The left has succeeded in manufacturing identities to go along with the priviledges they have invented–all the while preaching egalitarianism with elitist money. Republicans would do well to remember that populist rhetoric on the right is no less important than on the left. Self-righteously dismissing the populism of conservatism is to play a tune for an empty concert hall. The left openly touts the sky is falling unashamedly, but let us speak out about ISIS and all we here is “It’s Bush’s fault.” Dr.

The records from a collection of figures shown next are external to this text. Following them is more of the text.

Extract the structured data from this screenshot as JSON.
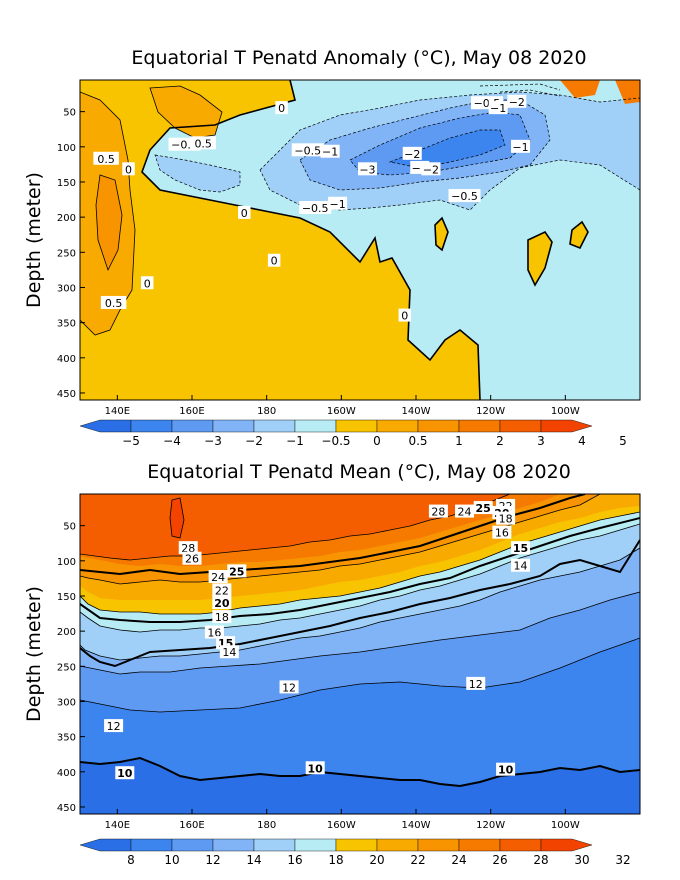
{
  "colors": {
    "anomaly_levels": [
      "#2a6fe6",
      "#3d85ee",
      "#5e9af2",
      "#80b4f6",
      "#a0d0f8",
      "#b8ecf5",
      "#f8c400",
      "#f8aa00",
      "#f79400",
      "#f67a00",
      "#f45e00",
      "#f24400"
    ],
    "mean_levels": [
      "#2a6fe6",
      "#3d85ee",
      "#5e9af2",
      "#80b4f6",
      "#a0d0f8",
      "#b8ecf5",
      "#f8c400",
      "#f8aa00",
      "#f79400",
      "#f67a00",
      "#f45e00",
      "#f24400"
    ]
  },
  "chart_data": [
    {
      "type": "heatmap",
      "title": "Equatorial T Penatd Anomaly (°C), May 08 2020",
      "xlabel": "",
      "ylabel": "Depth (meter)",
      "x_ticks": [
        "140E",
        "160E",
        "180",
        "160W",
        "140W",
        "120W",
        "100W"
      ],
      "x_tick_values": [
        140,
        160,
        180,
        200,
        220,
        240,
        260
      ],
      "xlim": [
        130,
        280
      ],
      "y_ticks": [
        "50",
        "100",
        "150",
        "200",
        "250",
        "300",
        "350",
        "400",
        "450"
      ],
      "y_tick_values": [
        50,
        100,
        150,
        200,
        250,
        300,
        350,
        400,
        450
      ],
      "ylim": [
        5,
        460
      ],
      "colorbar_levels": [
        "-5",
        "-4",
        "-3",
        "-2",
        "-1",
        "-0.5",
        "0",
        "0.5",
        "1",
        "2",
        "3",
        "4",
        "5"
      ],
      "contour_labels": [
        {
          "text": "0",
          "lon": 184,
          "depth": 45
        },
        {
          "text": "-0.5",
          "lon": 191,
          "depth": 105
        },
        {
          "text": "-1",
          "lon": 197,
          "depth": 107
        },
        {
          "text": "0.5",
          "lon": 137,
          "depth": 117
        },
        {
          "text": "-0.5",
          "lon": 158,
          "depth": 97
        },
        {
          "text": "0.5",
          "lon": 163,
          "depth": 95
        },
        {
          "text": "0",
          "lon": 143,
          "depth": 132
        },
        {
          "text": "-2",
          "lon": 219,
          "depth": 110
        },
        {
          "text": "-2",
          "lon": 221,
          "depth": 130
        },
        {
          "text": "-0.5",
          "lon": 239,
          "depth": 38
        },
        {
          "text": "-1",
          "lon": 242,
          "depth": 45
        },
        {
          "text": "-2",
          "lon": 247,
          "depth": 36
        },
        {
          "text": "-1",
          "lon": 248,
          "depth": 100
        },
        {
          "text": "-3",
          "lon": 207,
          "depth": 132
        },
        {
          "text": "-2",
          "lon": 224,
          "depth": 132
        },
        {
          "text": "-0.5",
          "lon": 233,
          "depth": 170
        },
        {
          "text": "-0.5",
          "lon": 193,
          "depth": 187
        },
        {
          "text": "-1",
          "lon": 199,
          "depth": 181
        },
        {
          "text": "0",
          "lon": 174,
          "depth": 194
        },
        {
          "text": "0",
          "lon": 182,
          "depth": 262
        },
        {
          "text": "0",
          "lon": 148,
          "depth": 294
        },
        {
          "text": "0.5",
          "lon": 139,
          "depth": 322
        },
        {
          "text": "0",
          "lon": 217,
          "depth": 340
        }
      ]
    },
    {
      "type": "heatmap",
      "title": "Equatorial T Penatd Mean (°C), May 08 2020",
      "xlabel": "",
      "ylabel": "Depth (meter)",
      "x_ticks": [
        "140E",
        "160E",
        "180",
        "160W",
        "140W",
        "120W",
        "100W"
      ],
      "x_tick_values": [
        140,
        160,
        180,
        200,
        220,
        240,
        260
      ],
      "xlim": [
        130,
        280
      ],
      "y_ticks": [
        "50",
        "100",
        "150",
        "200",
        "250",
        "300",
        "350",
        "400",
        "450"
      ],
      "y_tick_values": [
        50,
        100,
        150,
        200,
        250,
        300,
        350,
        400,
        450
      ],
      "ylim": [
        5,
        460
      ],
      "colorbar_levels": [
        "8",
        "10",
        "12",
        "14",
        "16",
        "18",
        "20",
        "22",
        "24",
        "26",
        "28",
        "30",
        "32"
      ],
      "contour_labels": [
        {
          "text": "28",
          "lon": 226,
          "depth": 30,
          "bold": false
        },
        {
          "text": "24",
          "lon": 233,
          "depth": 30,
          "bold": false
        },
        {
          "text": "25",
          "lon": 238,
          "depth": 25,
          "bold": true
        },
        {
          "text": "22",
          "lon": 244,
          "depth": 22,
          "bold": false
        },
        {
          "text": "20",
          "lon": 243,
          "depth": 32,
          "bold": true
        },
        {
          "text": "18",
          "lon": 244,
          "depth": 40,
          "bold": false
        },
        {
          "text": "16",
          "lon": 243,
          "depth": 60,
          "bold": false
        },
        {
          "text": "15",
          "lon": 248,
          "depth": 82,
          "bold": true
        },
        {
          "text": "14",
          "lon": 248,
          "depth": 107,
          "bold": false
        },
        {
          "text": "28",
          "lon": 159,
          "depth": 82,
          "bold": false
        },
        {
          "text": "26",
          "lon": 160,
          "depth": 97,
          "bold": false
        },
        {
          "text": "24",
          "lon": 167,
          "depth": 123,
          "bold": false
        },
        {
          "text": "25",
          "lon": 172,
          "depth": 115,
          "bold": true
        },
        {
          "text": "22",
          "lon": 168,
          "depth": 142,
          "bold": false
        },
        {
          "text": "20",
          "lon": 168,
          "depth": 160,
          "bold": true
        },
        {
          "text": "18",
          "lon": 168,
          "depth": 180,
          "bold": false
        },
        {
          "text": "16",
          "lon": 166,
          "depth": 202,
          "bold": false
        },
        {
          "text": "15",
          "lon": 169,
          "depth": 217,
          "bold": true
        },
        {
          "text": "14",
          "lon": 170,
          "depth": 230,
          "bold": false
        },
        {
          "text": "12",
          "lon": 186,
          "depth": 280,
          "bold": false
        },
        {
          "text": "12",
          "lon": 236,
          "depth": 275,
          "bold": false
        },
        {
          "text": "12",
          "lon": 139,
          "depth": 335,
          "bold": false
        },
        {
          "text": "10",
          "lon": 142,
          "depth": 402,
          "bold": true
        },
        {
          "text": "10",
          "lon": 193,
          "depth": 395,
          "bold": true
        },
        {
          "text": "10",
          "lon": 244,
          "depth": 397,
          "bold": true
        }
      ]
    }
  ]
}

Hanson brilliantly inspires the point that if we can be what we want to be, then the whole categorization of humanity is one big subjective free-for-all leading to a world where the latest protected (and privileged) class is open to all who apply. Thus, proving the open, dirty little secret that the nonpriviledged, oppressive class is in reality a fiction we take on with little resistence. That is how straw men are defeated.
The hyphenated ethnic identifier seems to be another purely American invention. Americans seem to have an amazing fascination in desperately trying to stand out as unique individuals, in a country that prides itself on being the melting pot of the world.
In Europe, no one is anything but German, or French or British. Even Turks, and other foreigners, who have immigrated here and hold German passports are not, and do not themselves, identified as Germans but as Turks. The idea of check box to identify someone as a German-Turk, or Dutch-Russian or an African-Czech is impossible to even consider.
You are what your passport defines you by the citizenship you hold, regardless of heritage and the country your parents came from. While you might define a person by their national language, the Swiss always confuse everyone by having four recognized national languages; German, French, Italian and Roma.
We in Europe take pride in our individual countries and identify ourselves accordingly. Our languages, cultures and our heritages are individually unique and are thousands of years old. The idea of being hyphenated anything is just impossible even to the most liberal minded European.
I once heard someone describe the idea of the American melting pot as a food blender; where meats, fruits and vegetables are all thrown in and mixed together. The results, as one could imagine, are not so appetizing. However in Europe, we prefer the idea of being more like a garden salad; where we appreciate the individual flavors and how each contributes in it’s unique way to the variety and flavor of the whole.
We will be better off when our government throws out the institutionalization of racial identity. I can trace some of my family to Virginia in the mid-1600’s, and I know that I have a lot of Scots-Irish ancestors, but I do not really have much of a clue as to my varied racial/ethnic makeup. I have grandchildren whose parents are of East Indian and of Portuguese descent. What box do they check?. My father was a tradesman. Sometime in the fifties, he asked a fellow employee on a construction job what his background was, and the man said something to the effect that he didn’t know and didn’t care, and that since he was an American citizen, it should not matter. My father used that story to argue that we should not even be interested in where our ancestors came from, but only in what kind of characters they were. When I was younger, I did not agree with him, but I now think that he had it right. A few years ago, my wife and I hosted our son,s high school football team for dinner at our house. These boys were talking about racial/ethnic backgrounds, and an African American kid said, “I don’t really know what I am. What am I, anyway?” My wife suggested that he was an American, and that should be enough. He proudly said, “Yeah, I’m an American.” That should be enough for all of us.